Inducers of adipogenesis and adiponectin expression. INS insulin, IRS-1, insulin receptor substrate-1, GH growth hormone, TAG triacylglycerol, ACC acetyl-CoA carboxylase, LPL lipoprotein lipase, FFA free fatty acid, FABP fatty acid-binding protein, FATP fatty acid transporter protein

Potential Applications to Prognosis, Other Diseases, or Conditions

After analyzing the presented data by several authors, plasma adiponectin levels lower than 5.2 μg/mL might be considered as predictors of coronary atherosclerosis progression. However, in patients with stable angina, the limit range has to decrease because 4.4 μg/mL levels were good predictors of higher risk of death and myocardial infarction at 2 years of follow-up. Thus, adiponectin is a good indicator of CAD but, also, of cardiovascular prognosis. However, these levels do not have to be extrapolating to other atherosclerotic disorders like carotid atherosclerotic disease because, in this situation, low adiponectin levels have a good prognosis . Moreover, because epicardial fat is the adipose tissue closer to myocardium and coronaries and its adiponectin expression is lower in patients with CAD, it might be considered as a future therapeutic target.

Summary Points

  • Adiponectin is one of the main proteins produced by mature and functional adipocytes with anti-atherogenic and anti-inflammatory properties.

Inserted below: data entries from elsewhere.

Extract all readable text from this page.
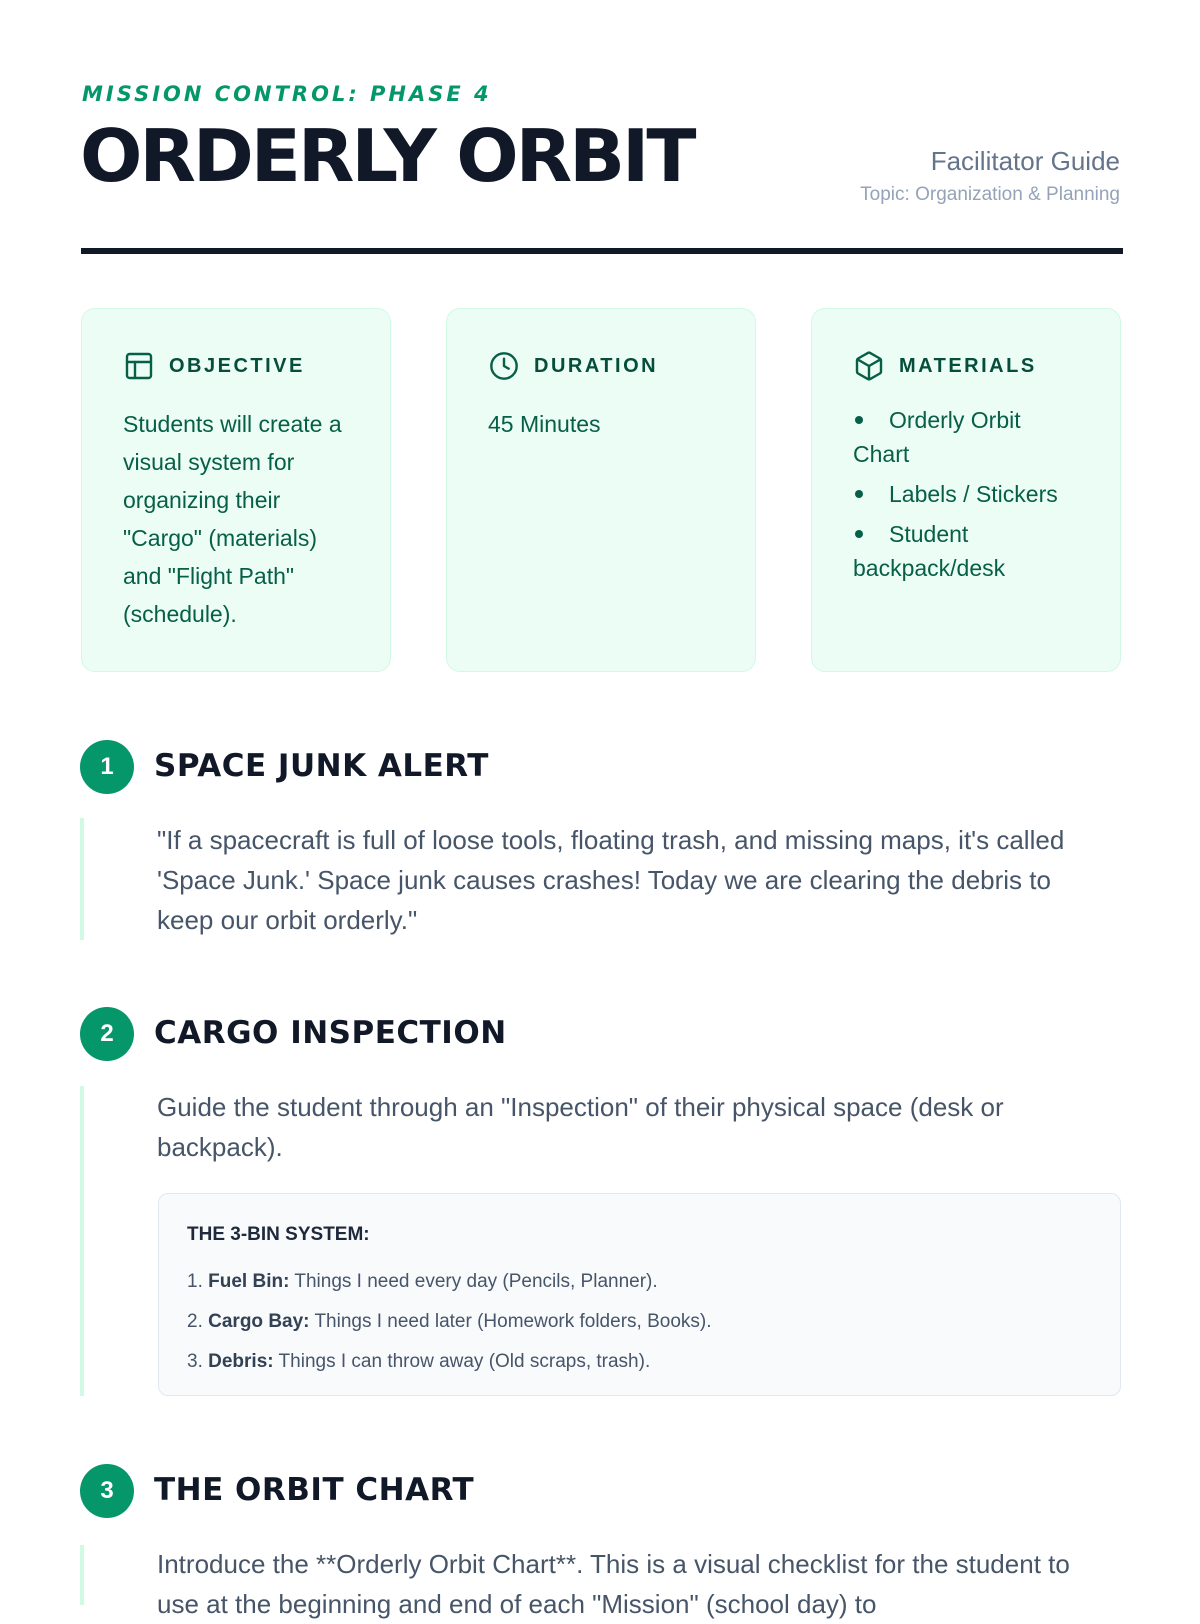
MISSION CONTROL: PHASE 4
ORDERLY ORBIT	Facilitator Guide
Topic: Organization & Planning
OBJECTIVE
Students will create a visual system for organizing their "Cargo" (materials) and "Flight Path" (schedule).
DURATION
45 Minutes
MATERIALS
Orderly Orbit Chart
Labels / Stickers
Student backpack/desk
1	SPACE JUNK ALERT
"If a spacecraft is full of loose tools, floating trash, and missing maps, it's called 'Space Junk.' Space junk causes crashes! Today we are clearing the debris to keep our orbit orderly."
2	CARGO INSPECTION
Guide the student through an "Inspection" of their physical space (desk or backpack).
THE 3-BIN SYSTEM:
1. Fuel Bin: Things I need every day (Pencils, Planner).
2. Cargo Bay: Things I need later (Homework folders, Books).
3. Debris: Things I can throw away (Old scraps, trash).
3	THE ORBIT CHART
Introduce the **Orderly Orbit Chart**. This is a visual checklist for the student to use at the beginning and end of each "Mission" (school day) to
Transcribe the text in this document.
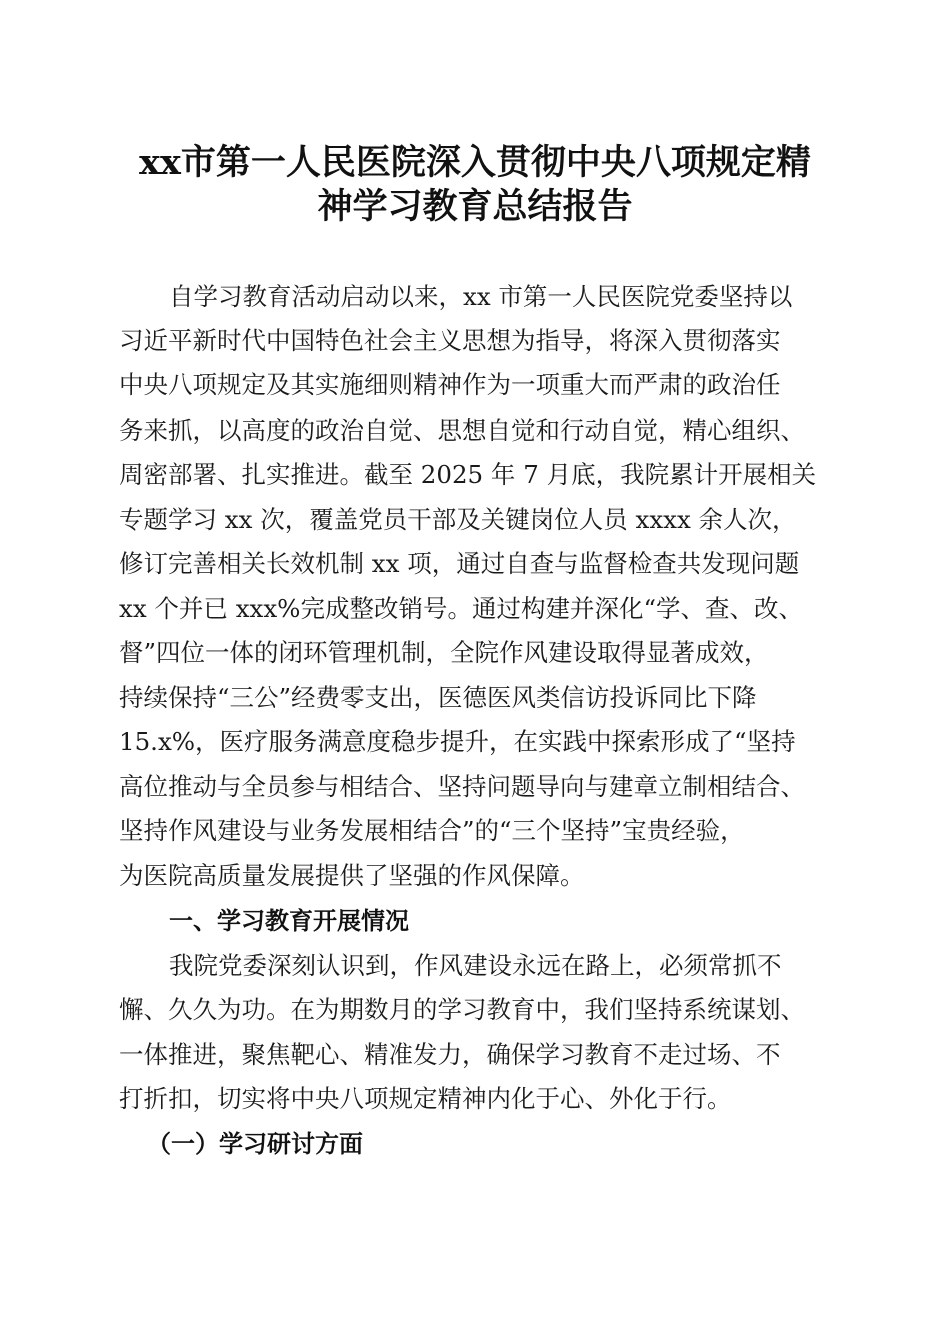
xx市第一人民医院深入贯彻中央八项规定精
神学习教育总结报告
自学习教育活动启动以来，xx 市第一人民医院党委坚持以
习近平新时代中国特色社会主义思想为指导，将深入贯彻落实
中央八项规定及其实施细则精神作为一项重大而严肃的政治任
务来抓，以高度的政治自觉、思想自觉和行动自觉，精心组织、
周密部署、扎实推进。截至 2025 年 7 月底，我院累计开展相关
专题学习 xx 次，覆盖党员干部及关键岗位人员 xxxx 余人次，
修订完善相关长效机制 xx 项，通过自查与监督检查共发现问题
xx 个并已 xxx%完成整改销号。通过构建并深化“学、查、改、
督”四位一体的闭环管理机制，全院作风建设取得显著成效，
持续保持“三公”经费零支出，医德医风类信访投诉同比下降
15.x%，医疗服务满意度稳步提升，在实践中探索形成了“坚持
高位推动与全员参与相结合、坚持问题导向与建章立制相结合、
坚持作风建设与业务发展相结合”的“三个坚持”宝贵经验，
为医院高质量发展提供了坚强的作风保障。
一、学习教育开展情况
我院党委深刻认识到，作风建设永远在路上，必须常抓不
懈、久久为功。在为期数月的学习教育中，我们坚持系统谋划、
一体推进，聚焦靶心、精准发力，确保学习教育不走过场、不
打折扣，切实将中央八项规定精神内化于心、外化于行。
（一）学习研讨方面
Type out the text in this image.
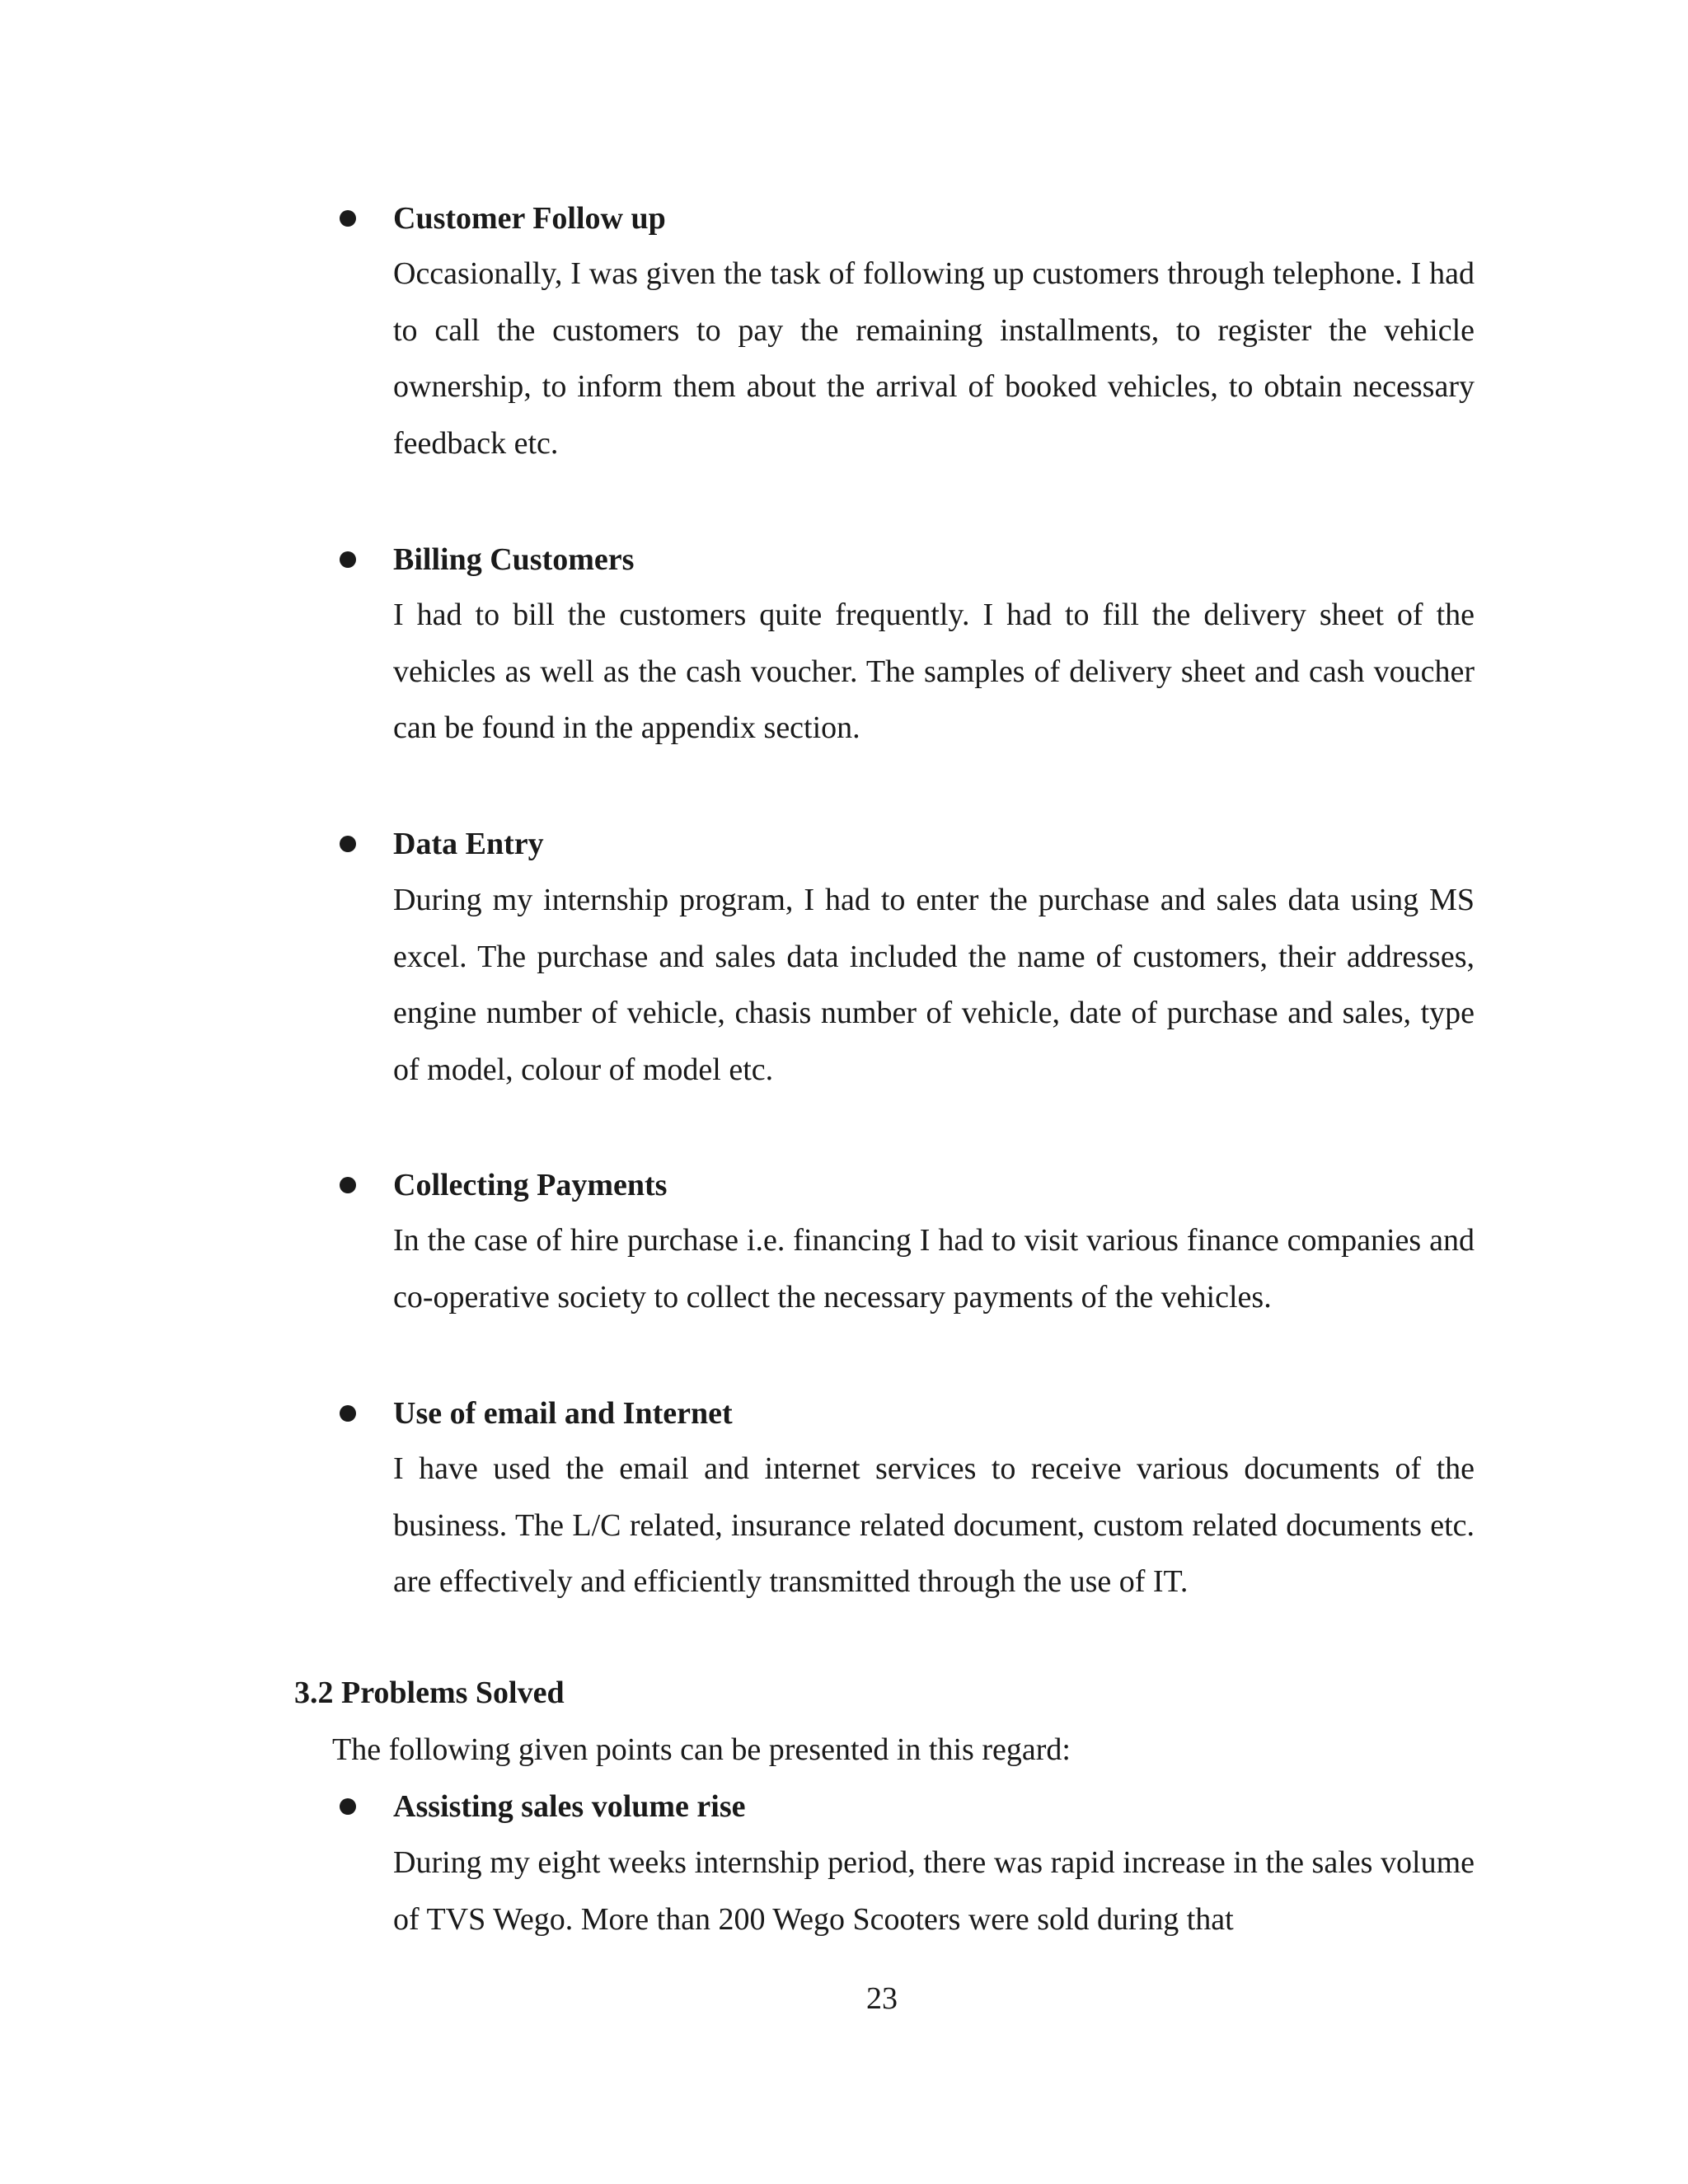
Customer Follow up

Occasionally, I was given the task of following up customers through telephone. I had to call the customers to pay the remaining installments, to register the vehicle ownership, to inform them about the arrival of booked vehicles, to obtain necessary feedback etc.

Billing Customers

I had to bill the customers quite frequently. I had to fill the delivery sheet of the vehicles as well as the cash voucher. The samples of delivery sheet and cash voucher can be found in the appendix section.

Data Entry

During my internship program, I had to enter the purchase and sales data using MS excel. The purchase and sales data included the name of customers, their addresses, engine number of vehicle, chasis number of vehicle, date of purchase and sales, type of model, colour of model etc.

Collecting Payments

In the case of hire purchase i.e. financing I had to visit various finance companies and co-operative society to collect the necessary payments of the vehicles.

Use of email and Internet

I have used the email and internet services to receive various documents of the business. The L/C related, insurance related document, custom related documents etc. are effectively and efficiently transmitted through the use of IT.

3.2 Problems Solved
The following given points can be presented in this regard:
Assisting sales volume rise

During my eight weeks internship period, there was rapid increase in the sales volume of TVS Wego. More than 200 Wego Scooters were sold during that

23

  • Lower levels than 5.2 μg/mL of adiponectin are a good predictor of coronary artery disease.

  • Lower levels than 4.4 μg/mL of adiponectin are associated with coronary artery disease.

  • The adipose tissue around the coronaries, called epicardial adipose tissue, is a producer of adiponectin. But, their levels are also lower in patients with coronary artery disease.

  • The epicardial adipose tissue from patients with coronary artery disease shows an increase in the inflammatory cell infiltration and inflammatory cytokines which might be decreasing the adiponectin expression.

  • Hormones and drugs with effects on adiponectin upregulation might be useful as future coronary artery disease therapies.